Des dizaines de milliers de personnes ont une nouvelle fois foulé le macadam ce mercredi pour manifester contre l’insécurité qui bat son plein dans l’aire métropolitaine de Port-au-Prince. Faisant usage excessif de gaz lacrymogènes et de balles réelles, la police a encore une fois dispersé la foule.
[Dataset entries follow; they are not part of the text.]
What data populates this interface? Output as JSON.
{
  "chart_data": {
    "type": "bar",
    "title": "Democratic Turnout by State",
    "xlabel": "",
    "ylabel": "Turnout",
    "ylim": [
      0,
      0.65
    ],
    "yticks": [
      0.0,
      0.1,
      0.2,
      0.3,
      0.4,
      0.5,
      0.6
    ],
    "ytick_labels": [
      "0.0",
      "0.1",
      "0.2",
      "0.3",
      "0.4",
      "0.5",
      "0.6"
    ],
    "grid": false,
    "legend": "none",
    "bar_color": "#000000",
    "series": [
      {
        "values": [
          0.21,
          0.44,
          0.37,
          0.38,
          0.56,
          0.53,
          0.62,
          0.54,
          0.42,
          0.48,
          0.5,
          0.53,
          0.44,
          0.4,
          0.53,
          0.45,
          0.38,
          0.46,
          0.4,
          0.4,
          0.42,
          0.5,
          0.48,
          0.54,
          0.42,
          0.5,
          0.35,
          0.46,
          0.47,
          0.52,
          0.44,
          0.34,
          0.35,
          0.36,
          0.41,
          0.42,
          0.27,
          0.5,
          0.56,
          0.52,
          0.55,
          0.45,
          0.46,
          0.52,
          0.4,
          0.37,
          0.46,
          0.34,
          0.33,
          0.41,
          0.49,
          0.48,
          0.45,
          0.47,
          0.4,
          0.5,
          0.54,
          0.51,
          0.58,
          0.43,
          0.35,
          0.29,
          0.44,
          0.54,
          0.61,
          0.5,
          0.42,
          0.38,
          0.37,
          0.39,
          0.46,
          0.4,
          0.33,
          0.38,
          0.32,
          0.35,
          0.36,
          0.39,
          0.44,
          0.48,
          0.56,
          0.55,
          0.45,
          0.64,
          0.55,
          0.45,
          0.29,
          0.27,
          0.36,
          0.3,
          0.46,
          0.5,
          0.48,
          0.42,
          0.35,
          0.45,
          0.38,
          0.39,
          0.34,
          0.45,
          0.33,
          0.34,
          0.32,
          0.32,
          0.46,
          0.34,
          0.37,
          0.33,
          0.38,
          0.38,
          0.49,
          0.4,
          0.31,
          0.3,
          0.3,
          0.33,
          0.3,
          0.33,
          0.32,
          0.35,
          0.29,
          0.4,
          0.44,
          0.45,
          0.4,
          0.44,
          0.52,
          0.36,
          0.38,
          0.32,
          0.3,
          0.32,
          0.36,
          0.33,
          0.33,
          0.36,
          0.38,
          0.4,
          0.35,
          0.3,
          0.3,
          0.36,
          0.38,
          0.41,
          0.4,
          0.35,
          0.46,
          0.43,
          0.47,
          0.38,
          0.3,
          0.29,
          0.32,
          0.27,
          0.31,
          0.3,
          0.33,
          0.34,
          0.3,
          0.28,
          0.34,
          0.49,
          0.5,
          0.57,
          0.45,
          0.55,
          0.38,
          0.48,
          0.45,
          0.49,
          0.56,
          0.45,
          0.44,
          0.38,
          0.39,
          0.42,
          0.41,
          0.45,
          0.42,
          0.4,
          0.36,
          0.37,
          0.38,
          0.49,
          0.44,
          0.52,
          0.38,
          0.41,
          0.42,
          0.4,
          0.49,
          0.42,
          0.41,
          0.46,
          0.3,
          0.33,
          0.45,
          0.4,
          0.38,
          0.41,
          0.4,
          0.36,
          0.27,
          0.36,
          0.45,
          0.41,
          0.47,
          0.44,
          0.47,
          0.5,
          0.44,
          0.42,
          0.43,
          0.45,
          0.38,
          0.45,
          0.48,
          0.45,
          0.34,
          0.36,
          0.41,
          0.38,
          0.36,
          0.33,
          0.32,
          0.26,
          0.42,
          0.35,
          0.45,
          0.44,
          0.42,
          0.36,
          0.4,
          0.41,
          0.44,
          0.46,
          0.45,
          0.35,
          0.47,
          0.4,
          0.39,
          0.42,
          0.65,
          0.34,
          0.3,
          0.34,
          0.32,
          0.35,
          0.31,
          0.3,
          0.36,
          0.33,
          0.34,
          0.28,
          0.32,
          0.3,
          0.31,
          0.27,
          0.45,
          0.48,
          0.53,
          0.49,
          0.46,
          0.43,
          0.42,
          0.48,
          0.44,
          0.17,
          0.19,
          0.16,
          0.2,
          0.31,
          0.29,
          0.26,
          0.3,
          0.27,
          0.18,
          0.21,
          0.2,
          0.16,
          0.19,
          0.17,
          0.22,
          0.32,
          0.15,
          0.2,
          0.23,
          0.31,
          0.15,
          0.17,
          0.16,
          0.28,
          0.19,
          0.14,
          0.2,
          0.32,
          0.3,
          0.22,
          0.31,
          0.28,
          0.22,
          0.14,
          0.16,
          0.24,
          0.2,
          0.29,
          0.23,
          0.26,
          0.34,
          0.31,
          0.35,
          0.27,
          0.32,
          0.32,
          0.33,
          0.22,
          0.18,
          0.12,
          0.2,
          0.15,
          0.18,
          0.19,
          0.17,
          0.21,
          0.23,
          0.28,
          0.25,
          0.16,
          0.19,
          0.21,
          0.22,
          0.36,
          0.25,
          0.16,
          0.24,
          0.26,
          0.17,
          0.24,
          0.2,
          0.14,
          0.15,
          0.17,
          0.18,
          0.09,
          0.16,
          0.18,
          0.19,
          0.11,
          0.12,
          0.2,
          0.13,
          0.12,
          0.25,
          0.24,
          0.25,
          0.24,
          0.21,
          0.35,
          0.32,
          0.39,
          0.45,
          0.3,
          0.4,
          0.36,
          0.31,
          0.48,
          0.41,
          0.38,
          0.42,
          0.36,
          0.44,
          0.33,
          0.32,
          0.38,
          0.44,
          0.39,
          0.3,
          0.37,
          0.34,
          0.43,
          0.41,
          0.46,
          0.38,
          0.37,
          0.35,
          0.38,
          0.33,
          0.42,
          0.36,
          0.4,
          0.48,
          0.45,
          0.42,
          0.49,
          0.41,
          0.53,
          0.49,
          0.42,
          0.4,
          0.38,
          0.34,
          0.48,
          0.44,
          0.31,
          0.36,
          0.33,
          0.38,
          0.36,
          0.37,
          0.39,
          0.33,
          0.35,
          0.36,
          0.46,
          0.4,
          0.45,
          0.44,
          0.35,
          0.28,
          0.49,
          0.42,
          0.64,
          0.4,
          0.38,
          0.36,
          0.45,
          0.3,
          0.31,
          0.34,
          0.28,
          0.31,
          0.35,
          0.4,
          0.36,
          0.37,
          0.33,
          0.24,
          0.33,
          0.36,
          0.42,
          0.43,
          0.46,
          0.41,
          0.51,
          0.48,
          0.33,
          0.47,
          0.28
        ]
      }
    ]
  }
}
À Port-au-Prince, c’est presque chaque jour qu’une localité est attaquée par les gangs armés terroristes où ces derniers tuent des personnes, même les petits enfants, incendient des maisons, y compris des bibliothèques, des hôpitaux et des établissements scolaires. Alors que la situation sécuritaire s’aggrave de jour en jour, la population haïtienne, délaissée et livrée à elle-même, ne peut qu’exiger les autorités concernées à assurer la protection de sa vie.
C’est dans cet optique que ce mercredi 2 avril des milliers de personnes ont une nouvelle fois foulé le macadam pour manifester contre l’insécurité qui bat son plein dans l’aire métropolitaine de Port-au-Prince. Vêtus de noir, les protestataires ont parcouru plusieurs kilomètres pour se rendre devant le Villa d’Accueil.
“Sécurité ou démission”, ont lancé à maintes reprises la foule compacte alors qu’elle avançait droit vers l’édifice logeant le Conseil Présidentiel de transition.
Au moment où les manifestants sont arrivés devant le Villa d’Accueil, la Police a une nouvelle fois fait usage excessif de gaz lacrymogènes et des balles réelles contre une population civile, dispersant la foule qui ne fait que réclamer le rétablissement de la sécurité et le renforcement des capacités opérationnelles de l’institution policière.
À noter que cette journée de manifestation est la troisième en seulement deux semaines. La population civile a gagné les rues pour exiger l’État central à prendre des mesures concrètes pour endiguer la violence des gangs.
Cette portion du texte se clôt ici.